I'm here because of the tar layer, it's quite inconvenient for our use case which is to stream the dumps through a processor without decompressing to disk. We've discovered the --to-stdout argument to tar which does enable slightly awkward but decent streaming if our processing were simply on the commandline. However, we want to have the processing integrated into an application and although lots of libraries are already available to stream gzip, bzip2, zstandard, etc. there is very little available to process the tar layer. Building a component which streams tar from an abstract input and streams the contents of one file puts us in obscure edge-case territory, unfortunately.
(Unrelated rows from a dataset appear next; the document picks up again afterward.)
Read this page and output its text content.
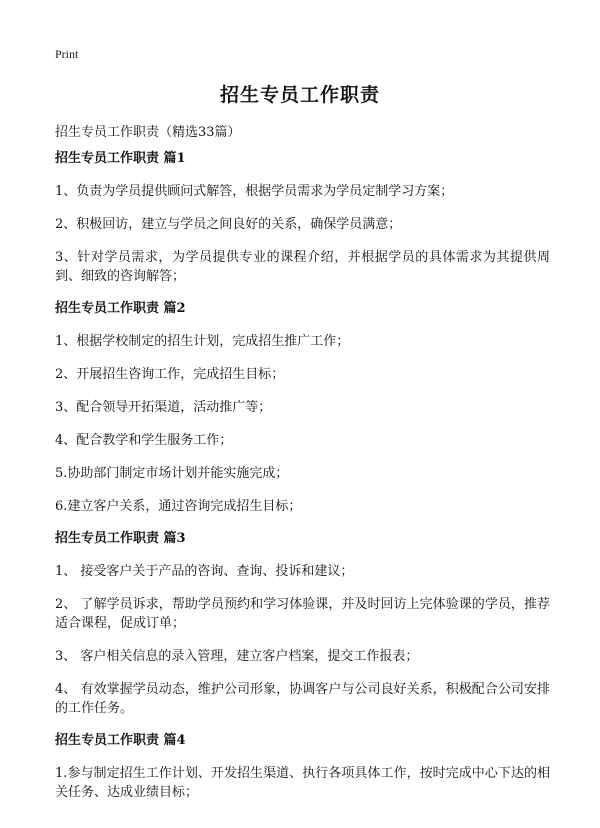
Print
招生专员工作职责
招生专员工作职责（精选33篇）
招生专员工作职责 篇1
1、负责为学员提供顾问式解答，根据学员需求为学员定制学习方案；
2、积极回访，建立与学员之间良好的关系，确保学员满意；
3、针对学员需求，为学员提供专业的课程介绍，并根据学员的具体需求为其提供周到、细致的咨询解答；
招生专员工作职责 篇2
1、根据学校制定的招生计划，完成招生推广工作；
2、开展招生咨询工作，完成招生目标；
3、配合领导开拓渠道，活动推广等；
4、配合教学和学生服务工作；
5.协助部门制定市场计划并能实施完成；
6.建立客户关系，通过咨询完成招生目标；
招生专员工作职责 篇3
1、 接受客户关于产品的咨询、查询、投诉和建议；
2、 了解学员诉求，帮助学员预约和学习体验课，并及时回访上完体验课的学员，推荐适合课程，促成订单；
3、 客户相关信息的录入管理，建立客户档案，提交工作报表；
4、 有效掌握学员动态，维护公司形象，协调客户与公司良好关系，积极配合公司安排的工作任务。
招生专员工作职责 篇4
1.参与制定招生工作计划、开发招生渠道、执行各项具体工作，按时完成中心下达的相关任务、达成业绩目标；
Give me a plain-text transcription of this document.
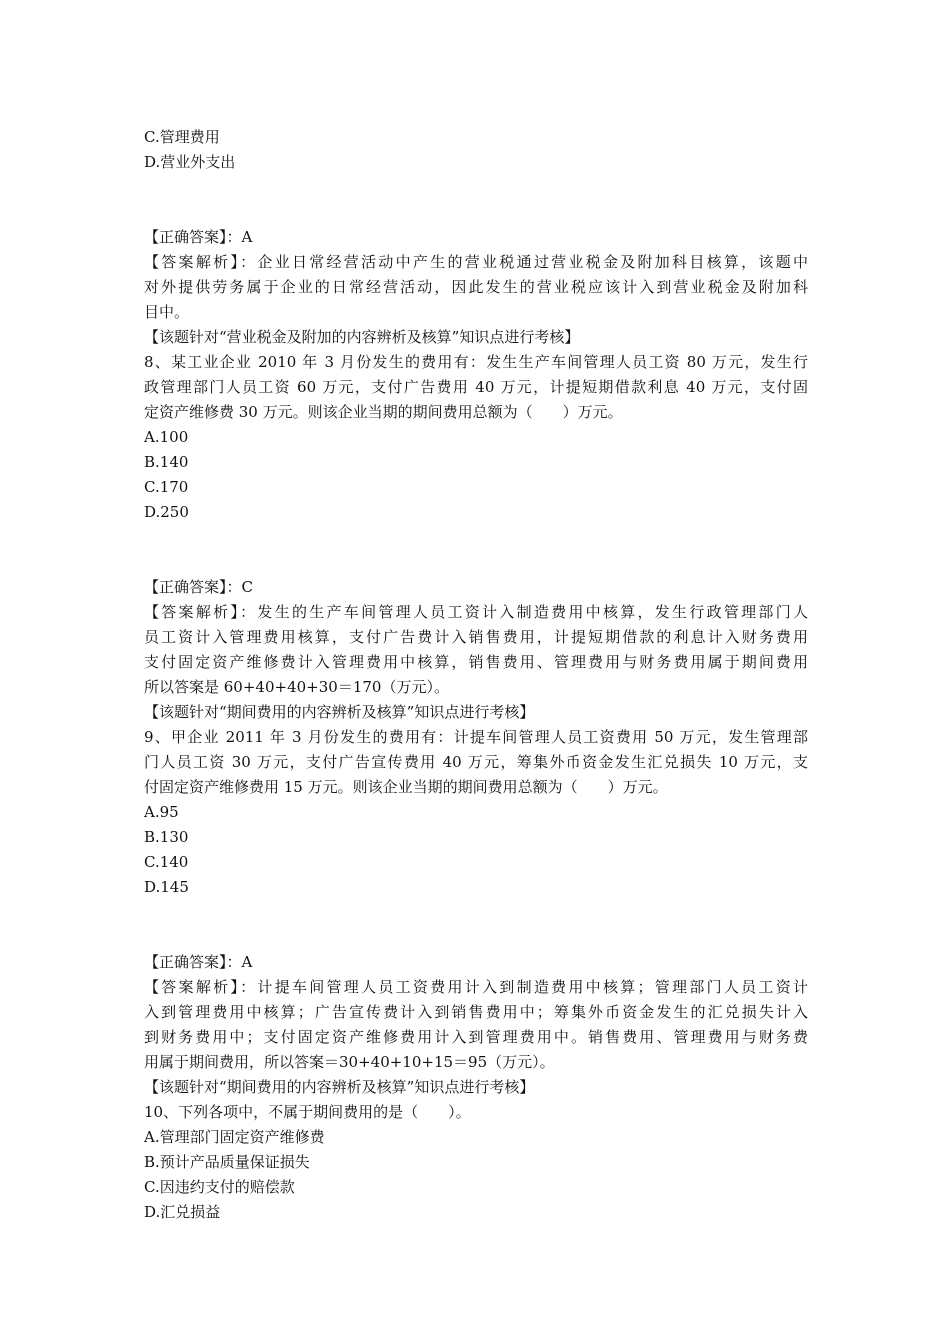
C.管理费用
D.营业外支出
【正确答案】：A
【答案解析】：企业日常经营活动中产生的营业税通过营业税金及附加科目核算，该题中
对外提供劳务属于企业的日常经营活动，因此发生的营业税应该计入到营业税金及附加科
目中。
【该题针对“营业税金及附加的内容辨析及核算”知识点进行考核】
8、某工业企业 2010 年 3 月份发生的费用有：发生生产车间管理人员工资 80 万元，发生行
政管理部门人员工资 60 万元，支付广告费用 40 万元，计提短期借款利息 40 万元，支付固
定资产维修费 30 万元。则该企业当期的期间费用总额为（　　）万元。
A.100
B.140
C.170
D.250
【正确答案】：C
【答案解析】：发生的生产车间管理人员工资计入制造费用中核算，发生行政管理部门人
员工资计入管理费用核算，支付广告费计入销售费用，计提短期借款的利息计入财务费用
支付固定资产维修费计入管理费用中核算，销售费用、管理费用与财务费用属于期间费用
所以答案是 60+40+40+30＝170（万元）。
【该题针对“期间费用的内容辨析及核算”知识点进行考核】
9、甲企业 2011 年 3 月份发生的费用有：计提车间管理人员工资费用 50 万元，发生管理部
门人员工资 30 万元，支付广告宣传费用 40 万元，筹集外币资金发生汇兑损失 10 万元，支
付固定资产维修费用 15 万元。则该企业当期的期间费用总额为（　　）万元。
A.95
B.130
C.140
D.145
【正确答案】：A
【答案解析】：计提车间管理人员工资费用计入到制造费用中核算；管理部门人员工资计
入到管理费用中核算；广告宣传费计入到销售费用中；筹集外币资金发生的汇兑损失计入
到财务费用中；支付固定资产维修费用计入到管理费用中。销售费用、管理费用与财务费
用属于期间费用，所以答案＝30+40+10+15＝95（万元）。
【该题针对“期间费用的内容辨析及核算”知识点进行考核】
10、下列各项中，不属于期间费用的是（　　）。
A.管理部门固定资产维修费
B.预计产品质量保证损失
C.因违约支付的赔偿款
D.汇兑损益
I see that the tar layer was included to accomodate multiple files, but judging by the current dump file directory listing it seems that we're going in the opposite direction, anyway? This is consistent with other dump files and makes sense to me—I'm processing NS0 and I have absolutely no use for pages from other namespaces so it would be a waste to bundle the files together.

Also, thank you for this fantastic new data source! It's incredibly valuable for my current project, nothing else would have included the information I need (other than running the parser on every page as our forebears have done).

I will respond about tar layer in T332045 you made.